Venezuela’s first regional Refugee and Migrant Response Plan has been produced for 2019, involving 95 organisations in an effort co-ordinated by the UN refugee agency UNHCR and the International Organization for Migration.
Eduardo Stein, Joint UNHCR-IOM Special Representative for Venezuelan refugees and migrants, said: “Venezuelans I met during my visits spoke of hunger, lack of access to medical care, insecurity, threats, fear.
“They are families, women alone, children, young boys and girls, all in conditions of extreme vulnerability. All of them saw no other option than to leave their country – sometimes walking for days – seeking to live in dignity and to build a future.”

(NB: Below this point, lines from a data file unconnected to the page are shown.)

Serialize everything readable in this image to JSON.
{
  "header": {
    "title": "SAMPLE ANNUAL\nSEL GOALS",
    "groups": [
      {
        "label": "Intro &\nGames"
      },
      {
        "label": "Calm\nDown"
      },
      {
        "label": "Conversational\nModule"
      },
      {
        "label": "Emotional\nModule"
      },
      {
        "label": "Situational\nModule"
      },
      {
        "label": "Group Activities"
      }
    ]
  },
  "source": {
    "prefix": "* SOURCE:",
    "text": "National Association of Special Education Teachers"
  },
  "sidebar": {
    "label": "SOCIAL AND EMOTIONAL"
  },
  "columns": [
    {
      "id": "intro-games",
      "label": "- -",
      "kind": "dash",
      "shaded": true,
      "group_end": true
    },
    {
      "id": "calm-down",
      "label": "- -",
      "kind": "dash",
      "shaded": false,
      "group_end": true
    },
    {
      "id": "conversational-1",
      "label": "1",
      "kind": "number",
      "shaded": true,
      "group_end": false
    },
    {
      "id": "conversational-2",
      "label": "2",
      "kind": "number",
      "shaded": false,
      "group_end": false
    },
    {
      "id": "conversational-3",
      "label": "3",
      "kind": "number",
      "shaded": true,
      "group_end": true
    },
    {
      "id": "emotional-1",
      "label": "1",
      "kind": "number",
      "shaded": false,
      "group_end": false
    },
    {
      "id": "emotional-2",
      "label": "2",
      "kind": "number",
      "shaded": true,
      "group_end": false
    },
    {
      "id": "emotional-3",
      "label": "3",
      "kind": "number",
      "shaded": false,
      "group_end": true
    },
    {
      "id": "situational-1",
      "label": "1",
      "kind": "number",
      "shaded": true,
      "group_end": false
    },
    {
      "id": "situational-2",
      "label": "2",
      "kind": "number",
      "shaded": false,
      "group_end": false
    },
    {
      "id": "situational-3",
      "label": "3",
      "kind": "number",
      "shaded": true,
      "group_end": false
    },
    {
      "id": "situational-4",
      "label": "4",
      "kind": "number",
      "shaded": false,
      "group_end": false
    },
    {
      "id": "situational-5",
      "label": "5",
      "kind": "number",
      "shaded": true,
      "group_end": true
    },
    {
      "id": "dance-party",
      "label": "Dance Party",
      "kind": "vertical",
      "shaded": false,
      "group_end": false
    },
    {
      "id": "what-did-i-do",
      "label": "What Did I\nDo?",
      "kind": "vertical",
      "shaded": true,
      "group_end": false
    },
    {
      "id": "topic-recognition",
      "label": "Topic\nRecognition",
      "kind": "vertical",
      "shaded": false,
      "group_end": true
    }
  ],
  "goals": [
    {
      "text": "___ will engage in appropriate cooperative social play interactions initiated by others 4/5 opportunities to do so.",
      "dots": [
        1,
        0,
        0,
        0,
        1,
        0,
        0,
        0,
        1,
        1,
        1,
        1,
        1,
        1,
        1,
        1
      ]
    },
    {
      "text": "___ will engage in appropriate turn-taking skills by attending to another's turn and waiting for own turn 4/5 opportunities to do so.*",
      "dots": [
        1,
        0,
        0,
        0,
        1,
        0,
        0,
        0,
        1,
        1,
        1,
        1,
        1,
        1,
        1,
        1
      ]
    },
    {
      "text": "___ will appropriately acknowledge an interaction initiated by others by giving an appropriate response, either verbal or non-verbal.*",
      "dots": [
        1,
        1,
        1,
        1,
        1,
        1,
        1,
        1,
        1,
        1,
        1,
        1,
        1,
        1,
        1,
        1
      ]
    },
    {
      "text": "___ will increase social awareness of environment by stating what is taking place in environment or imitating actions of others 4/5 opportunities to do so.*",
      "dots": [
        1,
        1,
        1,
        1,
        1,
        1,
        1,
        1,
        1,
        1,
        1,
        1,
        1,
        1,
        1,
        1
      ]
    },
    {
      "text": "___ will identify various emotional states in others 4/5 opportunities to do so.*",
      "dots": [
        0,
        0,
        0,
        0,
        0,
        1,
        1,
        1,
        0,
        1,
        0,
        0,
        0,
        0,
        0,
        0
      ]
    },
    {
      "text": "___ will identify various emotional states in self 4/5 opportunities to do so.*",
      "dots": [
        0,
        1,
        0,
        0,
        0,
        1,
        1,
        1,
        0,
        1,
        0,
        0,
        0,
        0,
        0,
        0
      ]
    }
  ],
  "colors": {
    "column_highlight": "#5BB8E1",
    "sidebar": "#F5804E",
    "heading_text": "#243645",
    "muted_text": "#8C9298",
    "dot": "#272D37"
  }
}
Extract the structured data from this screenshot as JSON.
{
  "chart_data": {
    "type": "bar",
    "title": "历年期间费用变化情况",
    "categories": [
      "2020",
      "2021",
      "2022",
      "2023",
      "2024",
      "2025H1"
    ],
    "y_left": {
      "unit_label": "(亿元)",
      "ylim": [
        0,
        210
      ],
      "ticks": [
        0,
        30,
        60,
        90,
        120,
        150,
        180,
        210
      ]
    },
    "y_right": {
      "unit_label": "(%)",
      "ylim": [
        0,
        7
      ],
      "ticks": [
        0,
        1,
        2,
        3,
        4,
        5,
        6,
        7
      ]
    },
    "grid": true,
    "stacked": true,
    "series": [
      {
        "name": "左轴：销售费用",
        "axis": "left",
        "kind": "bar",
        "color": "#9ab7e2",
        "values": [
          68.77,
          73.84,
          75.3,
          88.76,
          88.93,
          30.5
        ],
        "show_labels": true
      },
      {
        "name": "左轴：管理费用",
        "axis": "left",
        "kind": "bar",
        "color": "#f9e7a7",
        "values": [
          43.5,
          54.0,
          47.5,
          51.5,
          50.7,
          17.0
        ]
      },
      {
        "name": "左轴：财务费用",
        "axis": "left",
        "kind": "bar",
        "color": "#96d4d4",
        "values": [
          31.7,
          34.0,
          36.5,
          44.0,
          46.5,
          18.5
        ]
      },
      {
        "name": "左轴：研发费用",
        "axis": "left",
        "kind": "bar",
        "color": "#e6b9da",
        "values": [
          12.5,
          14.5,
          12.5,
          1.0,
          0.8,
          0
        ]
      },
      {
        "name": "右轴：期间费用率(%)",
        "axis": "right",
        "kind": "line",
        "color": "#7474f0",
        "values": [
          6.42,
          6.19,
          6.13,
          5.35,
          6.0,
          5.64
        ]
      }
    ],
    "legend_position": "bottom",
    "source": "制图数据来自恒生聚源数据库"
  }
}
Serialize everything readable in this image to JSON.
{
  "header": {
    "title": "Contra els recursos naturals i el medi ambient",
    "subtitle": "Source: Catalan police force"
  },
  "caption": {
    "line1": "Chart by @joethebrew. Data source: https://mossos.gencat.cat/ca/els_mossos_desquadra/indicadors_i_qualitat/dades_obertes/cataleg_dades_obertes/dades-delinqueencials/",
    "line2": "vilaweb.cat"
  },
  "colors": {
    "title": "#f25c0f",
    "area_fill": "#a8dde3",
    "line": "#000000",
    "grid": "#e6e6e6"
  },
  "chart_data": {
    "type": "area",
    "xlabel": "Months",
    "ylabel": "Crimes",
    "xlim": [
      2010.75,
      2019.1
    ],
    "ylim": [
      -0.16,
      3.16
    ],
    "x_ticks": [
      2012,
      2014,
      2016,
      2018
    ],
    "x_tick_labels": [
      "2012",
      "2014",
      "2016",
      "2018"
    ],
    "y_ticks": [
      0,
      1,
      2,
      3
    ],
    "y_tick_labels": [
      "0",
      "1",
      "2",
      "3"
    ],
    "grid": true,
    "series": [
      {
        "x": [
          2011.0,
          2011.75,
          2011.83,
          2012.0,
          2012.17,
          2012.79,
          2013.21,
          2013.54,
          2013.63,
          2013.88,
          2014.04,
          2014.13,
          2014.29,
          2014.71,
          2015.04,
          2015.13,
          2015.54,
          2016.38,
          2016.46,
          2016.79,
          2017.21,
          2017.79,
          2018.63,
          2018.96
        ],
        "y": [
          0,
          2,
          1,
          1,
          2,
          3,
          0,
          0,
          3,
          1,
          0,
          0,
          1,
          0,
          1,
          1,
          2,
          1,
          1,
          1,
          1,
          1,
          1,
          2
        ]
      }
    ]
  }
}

Of the hundreds of thousands of children who fled over the border into Colombia, about half are not in school.
“They are hungry and scared. They are often sick and malnourished. Many have been separated from their families and have missed months or years of school,” said Caroline Kennedy, an overseer with the International Rescue Committee.
Thousands of Venezuelan children cross into Colombia each day just to get to an education.
“Teachers were leaving and there were no classes,” said 14-year-old Daniela, who has been making the three-hour round trip for two years.
But that’s putting a huge strain on the Colombian school system.
“The situation is going to explode, so many are arriving,” said school principal German Berbesi.